Os olhos dele deteram-se nos meus por uns segundos, até que os desviei, constrangida.

- Tu não podes gostar de mim...só...não podes.

- Por que não? - Agora parece curioso, com os olhos amendoados bem despertos, e uma pequena ruga no meio da testa. Seria capaz de ficar a olhar para ele o tempo todo sem me cansar, de tão variadas e interessantes que são as suas expressões. Não se pode dizer que o Zayn seja uma pessoa transparente, mas à medida que passo mais tempo com ele torna-se mais fácil lê-lo, como se de um processo de aprendizagem se tratasse.

Aprendi que quando comprime os lábios numa linha fina está chateado com algo, que quando se intriga a sua testa forma uma pequena ruga ao centro e os seus olhos abrem mais que o normal, e quando está embaraçado desvia o olhar e fala mais rápido. Até então nunca ninguém me havia parecido tão rico em detalhes, mas quanto mais o observo mais sinto que há para ver.

- Não faz sentido, tu odeias-me.

Ele abanou a cabeça algumas vezes, como quem endireita os pensamentos.

- Eu não te odeio, Barbie. Eu não te conhecia...

- Tu não me conheces. – Rematei friamente, tentando conter as emoções desordenadas que parecem florescer dentro de mim. O que se está a passar comigo?

Em silêncio, ele prende o cigarro no canto da boca e abre a mochila que trazia consigo, retirando de lá um leitor de cassetes já gasto.

- Não consigo pensar sem música. – Explica, estendendo-me um dos fones enquanto coloca uma cassete no interior.

A música "What's Up" das 4 Non Blondes preencheu o silêncio,enquanto ele ponderava as palavras antes de as proferir. 

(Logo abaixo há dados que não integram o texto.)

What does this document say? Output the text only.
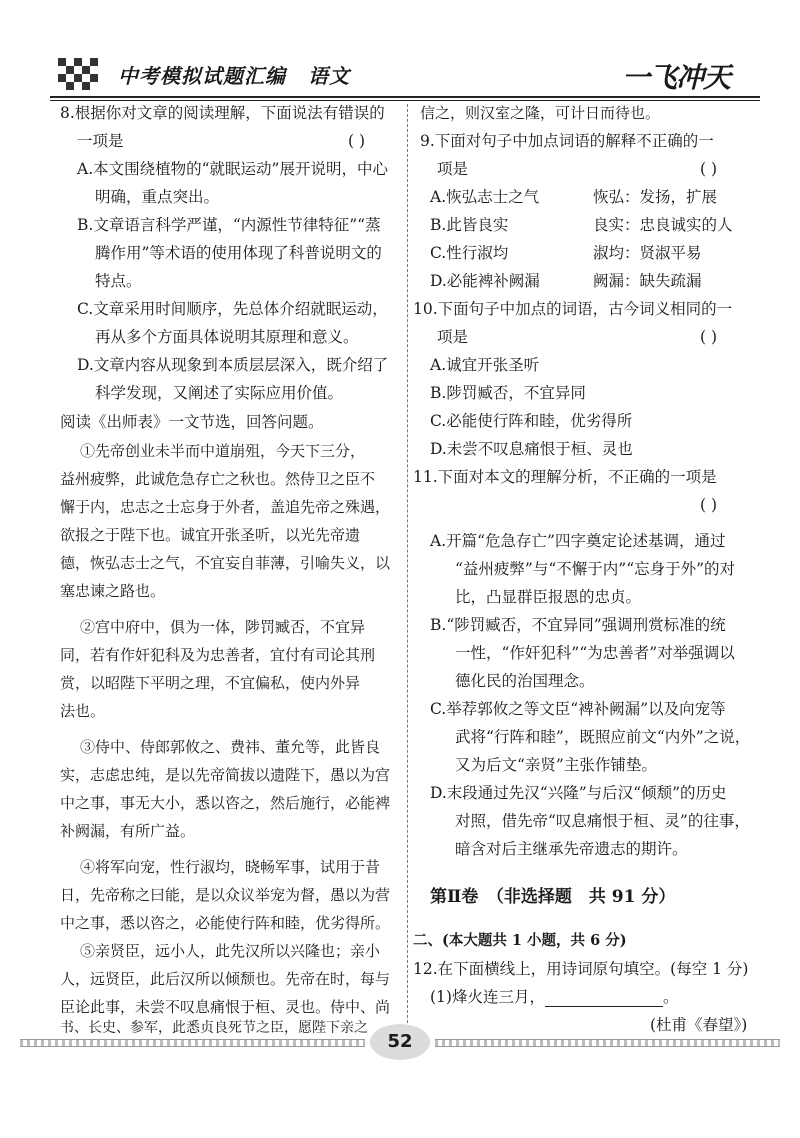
中考模拟试题汇编 语文	一飞冲天
8.根据你对文章的阅读理解，下面说法有错误的
一项是	( )
A.本文围绕植物的“就眠运动”展开说明，中心
明确，重点突出。
B.文章语言科学严谨，“内源性节律特征”“蒸
腾作用”等术语的使用体现了科普说明文的
特点。
C.文章采用时间顺序，先总体介绍就眠运动，
再从多个方面具体说明其原理和意义。
D.文章内容从现象到本质层层深入，既介绍了
科学发现，又阐述了实际应用价值。
阅读《出师表》一文节选，回答问题。
①先帝创业未半而中道崩殂，今天下三分，
益州疲弊，此诚危急存亡之秋也。然侍卫之臣不
懈于内，忠志之士忘身于外者，盖追先帝之殊遇，
欲报之于陛下也。诚宜开张圣听，以光先帝遗
德，恢弘志士之气，不宜妄自菲薄，引喻失义，以
塞忠谏之路也。
②宫中府中，俱为一体，陟罚臧否，不宜异
同，若有作奸犯科及为忠善者，宜付有司论其刑
赏，以昭陛下平明之理，不宜偏私，使内外异
法也。
③侍中、侍郎郭攸之、费祎、董允等，此皆良
实，志虑忠纯，是以先帝简拔以遗陛下，愚以为宫
中之事，事无大小，悉以咨之，然后施行，必能裨
补阙漏，有所广益。
④将军向宠，性行淑均，晓畅军事，试用于昔
日，先帝称之曰能，是以众议举宠为督，愚以为营
中之事，悉以咨之，必能使行阵和睦，优劣得所。
⑤亲贤臣，远小人，此先汉所以兴隆也；亲小
人，远贤臣，此后汉所以倾颓也。先帝在时，每与
臣论此事，未尝不叹息痛恨于桓、灵也。侍中、尚
书、长史、参军，此悉贞良死节之臣，愿陛下亲之
信之，则汉室之隆，可计日而待也。
9.下面对句子中加点词语的解释不正确的一
项是	( )
A.恢弘志士之气	恢弘：发扬，扩展
B.此皆良实	良实：忠良诚实的人
C.性行淑均	淑均：贤淑平易
D.必能裨补阙漏	阙漏：缺失疏漏
10.下面句子中加点的词语，古今词义相同的一
项是	( )
A.诚宜开张圣听
B.陟罚臧否，不宜异同
C.必能使行阵和睦，优劣得所
D.未尝不叹息痛恨于桓、灵也
11.下面对本文的理解分析，不正确的一项是
( )
A.开篇“危急存亡”四字奠定论述基调，通过
“益州疲弊”与“不懈于内”“忘身于外”的对
比，凸显群臣报恩的忠贞。
B.“陟罚臧否，不宜异同”强调刑赏标准的统
一性，“作奸犯科”“为忠善者”对举强调以
德化民的治国理念。
C.举荐郭攸之等文臣“裨补阙漏”以及向宠等
武将“行阵和睦”，既照应前文“内外”之说，
又为后文“亲贤”主张作铺垫。
D.末段通过先汉“兴隆”与后汉“倾颓”的历史
对照，借先帝“叹息痛恨于桓、灵”的往事，
暗含对后主继承先帝遗志的期许。
第Ⅱ卷　（非选择题　共 91 分）
二、(本大题共 1 小题，共 6 分)
12.在下面横线上，用诗词原句填空。(每空 1 分)
(1)烽火连三月，	。
(杜甫《春望》)
52
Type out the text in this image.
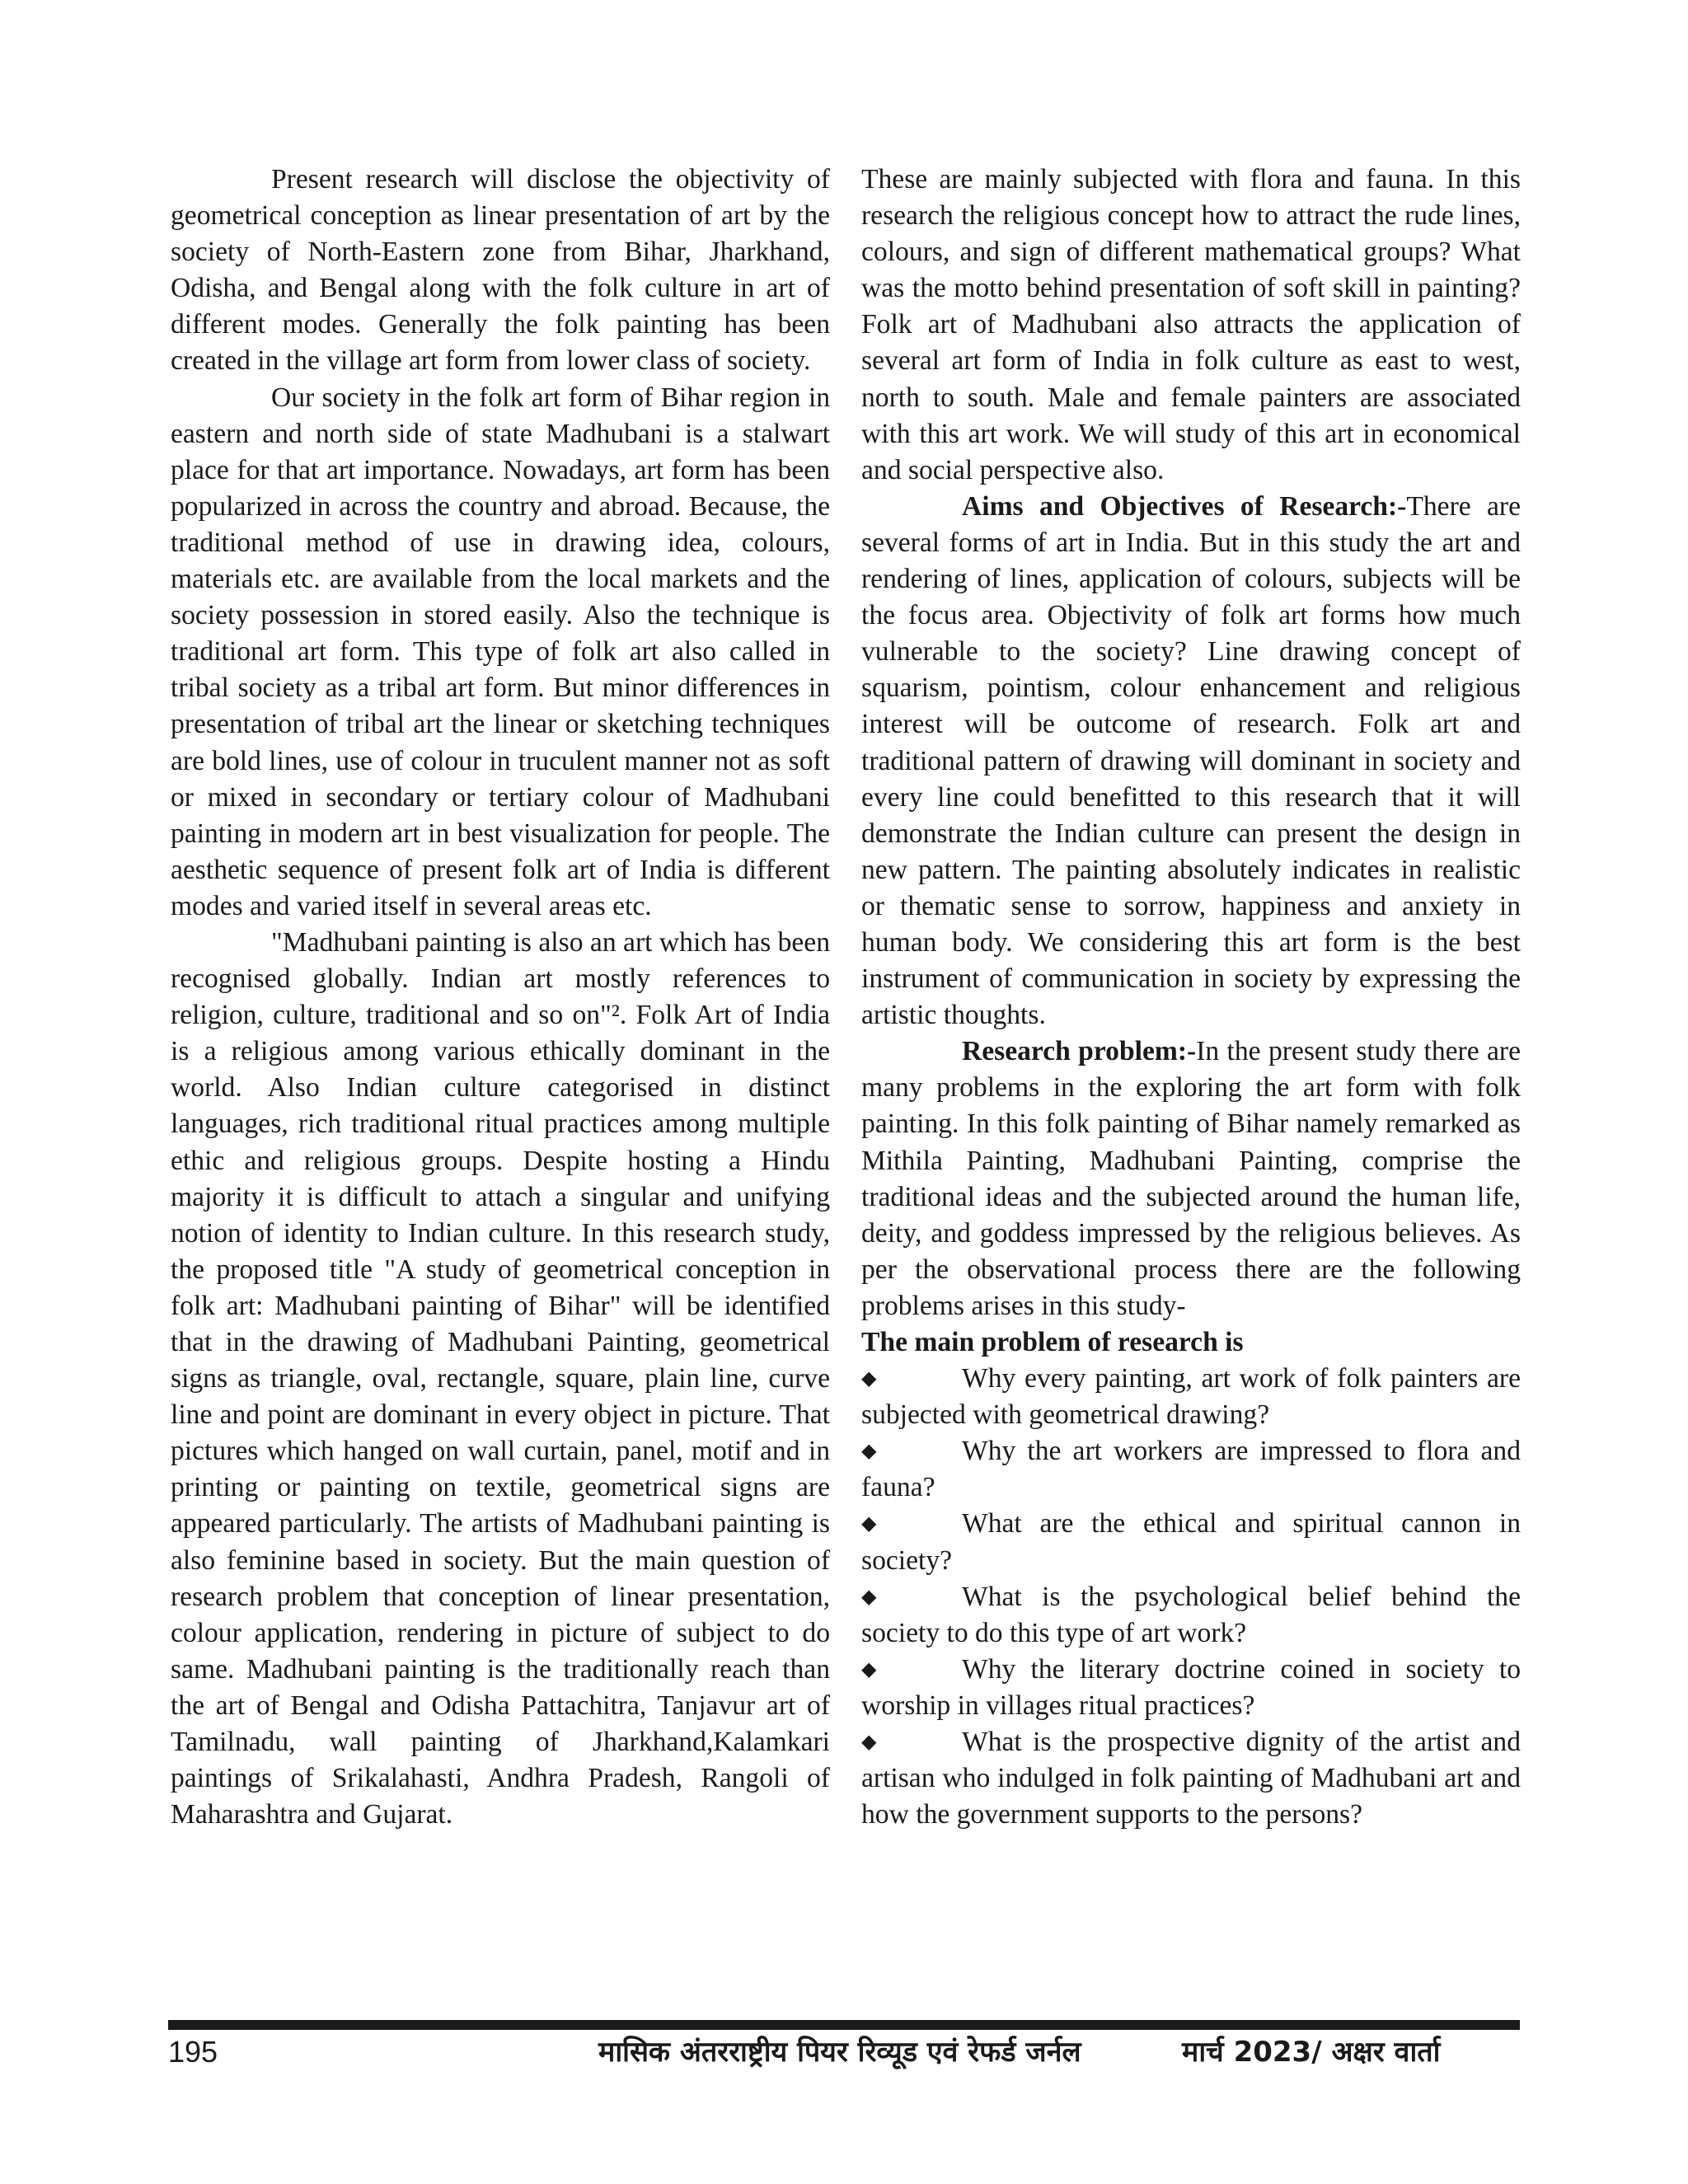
Present research will disclose the objectivity of geometrical conception as linear presentation of art by the society of North-Eastern zone from Bihar, Jharkhand, Odisha, and Bengal along with the folk culture in art of different modes. Generally the folk painting has been created in the village art form from lower class of society.

Our society in the folk art form of Bihar region in eastern and north side of state Madhubani is a stalwart place for that art importance. Nowadays, art form has been popularized in across the country and abroad. Because, the traditional method of use in drawing idea, colours, materials etc. are available from the local markets and the society possession in stored easily. Also the technique is traditional art form. This type of folk art also called in tribal society as a tribal art form. But minor differences in presentation of tribal art the linear or sketching techniques are bold lines, use of colour in truculent manner not as soft or mixed in secondary or tertiary colour of Madhubani painting in modern art in best visualization for people. The aesthetic sequence of present folk art of India is different modes and varied itself in several areas etc.

"Madhubani painting is also an art which has been recognised globally. Indian art mostly references to religion, culture, traditional and so on"². Folk Art of India is a religious among various ethically dominant in the world. Also Indian culture categorised in distinct languages, rich traditional ritual practices among multiple ethic and religious groups. Despite hosting a Hindu majority it is difficult to attach a singular and unifying notion of identity to Indian culture. In this research study, the proposed title "A study of geometrical conception in folk art: Madhubani painting of Bihar" will be identified that in the drawing of Madhubani Painting, geometrical signs as triangle, oval, rectangle, square, plain line, curve line and point are dominant in every object in picture. That pictures which hanged on wall curtain, panel, motif and in printing or painting on textile, geometrical signs are appeared particularly. The artists of Madhubani painting is also feminine based in society. But the main question of research problem that conception of linear presentation, colour application, rendering in picture of subject to do same. Madhubani painting is the traditionally reach than the art of Bengal and Odisha Pattachitra, Tanjavur art of Tamilnadu, wall painting of Jharkhand,Kalamkari paintings of Srikalahasti, Andhra Pradesh, Rangoli of Maharashtra and Gujarat.

These are mainly subjected with flora and fauna. In this research the religious concept how to attract the rude lines, colours, and sign of different mathematical groups? What was the motto behind presentation of soft skill in painting? Folk art of Madhubani also attracts the application of several art form of India in folk culture as east to west, north to south. Male and female painters are associated with this art work. We will study of this art in economical and social perspective also.

Aims and Objectives of Research:-There are several forms of art in India. But in this study the art and rendering of lines, application of colours, subjects will be the focus area. Objectivity of folk art forms how much vulnerable to the society? Line drawing concept of squarism, pointism, colour enhancement and religious interest will be outcome of research. Folk art and traditional pattern of drawing will dominant in society and every line could benefitted to this research that it will demonstrate the Indian culture can present the design in new pattern. The painting absolutely indicates in realistic or thematic sense to sorrow, happiness and anxiety in human body. We considering this art form is the best instrument of communication in society by expressing the artistic thoughts.

Research problem:-In the present study there are many problems in the exploring the art form with folk painting. In this folk painting of Bihar namely remarked as Mithila Painting, Madhubani Painting, comprise the traditional ideas and the subjected around the human life, deity, and goddess impressed by the religious believes. As per the observational process there are the following problems arises in this study-

The main problem of research is

◆	Why every painting, art work of folk painters are subjected with geometrical drawing?

◆	Why the art workers are impressed to flora and fauna?

◆	What are the ethical and spiritual cannon in society?

◆	What is the psychological belief behind the society to do this type of art work?

◆	Why the literary doctrine coined in society to worship in villages ritual practices?

◆	What is the prospective dignity of the artist and artisan who indulged in folk painting of Madhubani art and how the government supports to the persons?

195	मासिक अंतरराष्ट्रीय पियर रिव्यूड एवं रेफर्ड जर्नल	मार्च 2023/ अक्षर वार्ता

 -Tens razão, eu não te conheço. Mas sei que as tuas mãos mexem de mais quando estás entusiasmada com alguma coisa. Sei que reviras os olhos quando alguém de quem não gostas se dirige a ti; que mordes o lábio quando estás nervosa, e que não gostas de iogurtes de morango. Sei que ficas nervosa ao lado de animais grandes, que gostas de alturas e de velocidade, que tens medo de fritar douradinhos porque o óleo pode saltar e queimar-te. Sei que gostas de maquilhagem como eu de música. É a tua arte, e sei o quanto te magoa que as pessoas não percebam como isso te faz feliz. Sei dizer cada verdade que me acabaste de contar, e sei também que depois de hoje vais conseguir suportar melhor o medo do escuro. Sei que gostas de ter as coisas sobre controlo, mas que ao mesmo tempo gostas de ser surpreendida. É uma mistura estranha mas que resulta se a pessoa estiver atenta aos sinais que vais mandando...és previsível, mas num sentido curioso, quase fascinante, como se a tua previsibilidade fosse algo distinto, novo, improvável.O meu coração dispara ao ouvir as suas palavras e dou por mim a olhar para ele, completamente incrédula,consciente da verdade em cada uma das suas palavras. Estou errado? –Perguntou, sorrindo ligeiramente.